IPTO would only say that the jump in funds was due to "a reclassification of these monies as unclaimed monies, after repeated unsuccessful attempts to trace the whereabouts of the beneficiaries".

More than 30 statutory boards also hold unclaimed monies, and the three with the most number of entries listed are the Land Transport Authority (5,965), the Housing Board (1,856), and the Central Provident Fund Board (1,800).

The trio hold $8.2 million in unclaimed monies between them. These are mostly refunds of road tax, concession card balances, rental deposits, registration fees for transactions of flats, and outstanding amounts in CPF accounts. This would work out to an average of about $850 for each of the entries.

The online register notes that agencies have already "made reasonable efforts to refund the unclaimed monies", including sending reminder letters and checking for official addresses, yet sometimes the owners remain uncontactable.
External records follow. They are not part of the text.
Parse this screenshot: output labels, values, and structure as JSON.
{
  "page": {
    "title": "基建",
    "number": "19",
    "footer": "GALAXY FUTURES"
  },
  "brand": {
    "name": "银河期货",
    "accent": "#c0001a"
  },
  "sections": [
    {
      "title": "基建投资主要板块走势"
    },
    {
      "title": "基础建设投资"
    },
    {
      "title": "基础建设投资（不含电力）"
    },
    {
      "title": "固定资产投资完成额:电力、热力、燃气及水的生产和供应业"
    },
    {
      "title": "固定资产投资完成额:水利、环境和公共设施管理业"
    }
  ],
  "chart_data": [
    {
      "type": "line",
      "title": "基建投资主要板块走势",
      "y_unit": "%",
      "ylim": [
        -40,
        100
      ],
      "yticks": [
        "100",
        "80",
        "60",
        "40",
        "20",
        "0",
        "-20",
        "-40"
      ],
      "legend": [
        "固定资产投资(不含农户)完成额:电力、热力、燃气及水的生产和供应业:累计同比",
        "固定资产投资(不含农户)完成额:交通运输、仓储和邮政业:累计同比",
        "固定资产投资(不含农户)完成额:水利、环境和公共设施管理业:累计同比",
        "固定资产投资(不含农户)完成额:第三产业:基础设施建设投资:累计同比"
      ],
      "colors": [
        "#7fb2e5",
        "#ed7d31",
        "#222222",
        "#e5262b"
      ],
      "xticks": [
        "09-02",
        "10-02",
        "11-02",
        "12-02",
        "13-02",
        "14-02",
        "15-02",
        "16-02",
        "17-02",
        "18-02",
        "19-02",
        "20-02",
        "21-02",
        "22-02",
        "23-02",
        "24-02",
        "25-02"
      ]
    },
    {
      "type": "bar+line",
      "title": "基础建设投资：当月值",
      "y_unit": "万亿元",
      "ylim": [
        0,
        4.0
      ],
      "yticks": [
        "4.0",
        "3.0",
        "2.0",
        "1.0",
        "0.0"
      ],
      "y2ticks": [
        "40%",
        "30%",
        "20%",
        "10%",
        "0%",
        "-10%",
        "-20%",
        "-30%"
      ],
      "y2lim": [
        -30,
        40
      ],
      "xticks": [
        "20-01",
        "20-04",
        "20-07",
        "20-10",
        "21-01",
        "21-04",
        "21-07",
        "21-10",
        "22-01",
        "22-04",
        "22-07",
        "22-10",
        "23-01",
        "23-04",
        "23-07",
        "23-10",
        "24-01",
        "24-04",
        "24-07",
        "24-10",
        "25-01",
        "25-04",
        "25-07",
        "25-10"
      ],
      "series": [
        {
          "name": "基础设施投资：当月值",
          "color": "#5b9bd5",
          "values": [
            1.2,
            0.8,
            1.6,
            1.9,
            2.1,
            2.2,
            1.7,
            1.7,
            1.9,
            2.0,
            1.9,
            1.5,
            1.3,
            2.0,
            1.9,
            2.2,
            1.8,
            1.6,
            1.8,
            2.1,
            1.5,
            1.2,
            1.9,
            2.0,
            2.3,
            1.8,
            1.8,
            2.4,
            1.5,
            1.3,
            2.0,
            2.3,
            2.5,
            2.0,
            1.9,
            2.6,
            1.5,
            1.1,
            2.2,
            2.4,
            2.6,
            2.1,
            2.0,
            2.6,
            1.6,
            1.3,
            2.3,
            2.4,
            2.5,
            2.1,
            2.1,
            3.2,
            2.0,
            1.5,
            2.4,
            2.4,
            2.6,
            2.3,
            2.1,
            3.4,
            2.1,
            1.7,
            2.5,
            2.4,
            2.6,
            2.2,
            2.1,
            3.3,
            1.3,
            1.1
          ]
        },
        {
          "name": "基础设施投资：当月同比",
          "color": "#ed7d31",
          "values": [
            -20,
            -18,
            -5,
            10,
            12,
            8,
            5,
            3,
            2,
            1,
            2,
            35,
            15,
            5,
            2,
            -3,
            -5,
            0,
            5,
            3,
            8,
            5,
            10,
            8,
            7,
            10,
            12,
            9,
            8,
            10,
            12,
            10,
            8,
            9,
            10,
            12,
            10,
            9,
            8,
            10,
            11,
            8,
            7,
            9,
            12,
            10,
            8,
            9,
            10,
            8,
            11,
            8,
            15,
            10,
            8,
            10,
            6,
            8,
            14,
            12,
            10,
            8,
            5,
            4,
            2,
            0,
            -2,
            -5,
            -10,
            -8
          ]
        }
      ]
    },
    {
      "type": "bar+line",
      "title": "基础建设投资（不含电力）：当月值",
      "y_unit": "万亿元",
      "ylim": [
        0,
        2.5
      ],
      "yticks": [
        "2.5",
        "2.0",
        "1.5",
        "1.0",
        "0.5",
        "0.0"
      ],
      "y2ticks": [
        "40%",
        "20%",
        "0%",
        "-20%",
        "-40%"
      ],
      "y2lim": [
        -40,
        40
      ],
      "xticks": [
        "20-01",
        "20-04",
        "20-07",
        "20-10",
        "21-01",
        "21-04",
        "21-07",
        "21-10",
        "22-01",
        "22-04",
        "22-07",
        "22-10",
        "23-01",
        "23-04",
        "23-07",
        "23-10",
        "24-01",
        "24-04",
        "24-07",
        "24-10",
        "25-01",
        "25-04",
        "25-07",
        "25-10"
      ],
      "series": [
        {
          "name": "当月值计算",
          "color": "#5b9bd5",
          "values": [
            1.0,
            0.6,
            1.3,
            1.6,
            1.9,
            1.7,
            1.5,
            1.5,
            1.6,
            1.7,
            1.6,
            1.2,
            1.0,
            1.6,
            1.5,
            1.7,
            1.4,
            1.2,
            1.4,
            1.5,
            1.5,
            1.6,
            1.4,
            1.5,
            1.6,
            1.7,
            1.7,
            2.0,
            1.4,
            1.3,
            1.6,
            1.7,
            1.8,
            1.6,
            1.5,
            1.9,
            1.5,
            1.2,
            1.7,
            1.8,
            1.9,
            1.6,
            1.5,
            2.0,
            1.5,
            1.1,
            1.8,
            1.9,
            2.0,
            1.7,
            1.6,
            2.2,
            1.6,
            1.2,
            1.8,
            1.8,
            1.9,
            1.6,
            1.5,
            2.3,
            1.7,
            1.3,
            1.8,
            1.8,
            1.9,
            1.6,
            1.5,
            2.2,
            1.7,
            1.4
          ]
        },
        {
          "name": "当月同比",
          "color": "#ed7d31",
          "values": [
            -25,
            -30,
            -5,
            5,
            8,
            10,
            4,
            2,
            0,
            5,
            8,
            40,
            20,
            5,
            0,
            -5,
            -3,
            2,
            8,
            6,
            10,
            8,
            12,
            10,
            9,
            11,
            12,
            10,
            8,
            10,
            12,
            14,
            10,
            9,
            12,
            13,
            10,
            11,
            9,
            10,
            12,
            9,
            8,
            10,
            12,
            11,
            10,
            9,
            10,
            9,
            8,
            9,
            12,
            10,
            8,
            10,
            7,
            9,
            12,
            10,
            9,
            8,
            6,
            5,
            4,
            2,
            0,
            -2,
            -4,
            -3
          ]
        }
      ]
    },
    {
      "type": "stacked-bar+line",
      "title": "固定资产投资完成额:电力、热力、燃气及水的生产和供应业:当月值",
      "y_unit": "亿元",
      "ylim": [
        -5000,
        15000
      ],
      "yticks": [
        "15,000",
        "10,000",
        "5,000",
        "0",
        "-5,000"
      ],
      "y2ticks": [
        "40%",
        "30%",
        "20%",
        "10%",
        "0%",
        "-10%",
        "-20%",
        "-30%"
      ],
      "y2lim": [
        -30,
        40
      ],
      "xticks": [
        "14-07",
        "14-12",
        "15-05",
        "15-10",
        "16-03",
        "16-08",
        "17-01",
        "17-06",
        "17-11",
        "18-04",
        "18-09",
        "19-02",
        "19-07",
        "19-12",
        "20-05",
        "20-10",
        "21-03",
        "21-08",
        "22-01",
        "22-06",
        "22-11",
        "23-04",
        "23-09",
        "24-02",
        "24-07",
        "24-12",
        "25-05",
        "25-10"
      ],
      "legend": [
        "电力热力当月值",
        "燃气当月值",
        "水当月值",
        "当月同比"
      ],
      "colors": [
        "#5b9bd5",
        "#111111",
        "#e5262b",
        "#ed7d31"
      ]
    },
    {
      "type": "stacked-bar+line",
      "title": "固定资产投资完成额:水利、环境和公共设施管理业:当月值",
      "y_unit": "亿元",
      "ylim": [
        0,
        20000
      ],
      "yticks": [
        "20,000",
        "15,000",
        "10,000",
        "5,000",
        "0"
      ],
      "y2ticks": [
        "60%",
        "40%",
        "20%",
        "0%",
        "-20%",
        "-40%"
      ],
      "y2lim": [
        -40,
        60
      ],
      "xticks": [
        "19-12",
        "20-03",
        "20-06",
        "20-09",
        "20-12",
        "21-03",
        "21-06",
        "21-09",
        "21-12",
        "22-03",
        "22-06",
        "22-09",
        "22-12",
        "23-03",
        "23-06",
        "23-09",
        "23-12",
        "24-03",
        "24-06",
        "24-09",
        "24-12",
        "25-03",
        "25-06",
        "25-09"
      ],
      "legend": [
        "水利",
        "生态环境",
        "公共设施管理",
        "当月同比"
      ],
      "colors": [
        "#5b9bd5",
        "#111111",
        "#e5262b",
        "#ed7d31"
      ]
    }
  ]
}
MOF's spokesman urged the public to check the register and come forward to claim any money due to them.

The Straits Times traced four claimants listed on the online register, but three said they do not remember receiving any notices.

Interior designer Lim Boon Chye, 50, has "other refunds" owed to him under the Ministry of Home Affairs, according to the register. He said: "Perhaps it would be better if they could call and explain in different languages too, as my English is not good and I speak only Mandarin."

Electrical engineer Foong Weng Cheong, 62, who is owed an undisclosed sum under his "member's unclaimed balance" from the now defunct NTUC Income Car Co-operative, remembers receiving a notice.

But he did not bother collecting the money as he thought there was paperwork involved and was unsure if it was worth the trouble. "I don't know if it's a big amount and I don't want the extra hassle. After that, I just forgot about it."

How you can make claims

Want to know if there is unclaimed money that belongs to you?

All you need to do is to visit www.unclaimedmonies.gov.sg

Launched in 2004, it lists the people whom government agencies have been trying to return money to.

To find out if you are entitled to money held by any of these agencies, simply type your name in the search bar at the top of the page.

In most cases, the amount that is coming to you is undisclosed. Those with documentary proof of rightful ownership must first approach the contact people listed in the search to find out the exact amount they are owed and how they can collect the money.

The database is not complete as a handful of agencies such as the Ministry of Law and the Inland Revenue Authority of Singapore host their respective lists on their own sites. The register has links to these.

According to the Ministry of Finance, unclaimed general deposits are usually credited to the Government's Consolidated Fund after six years. Valid claims can still be made after the money has been credited to the Consolidated Fund.

All government agencies, including statutory boards, "are required to make all reasonable efforts to return monies to the rightful owners promptly", said a spokesman for the Ministry of Finance, which runs the online register.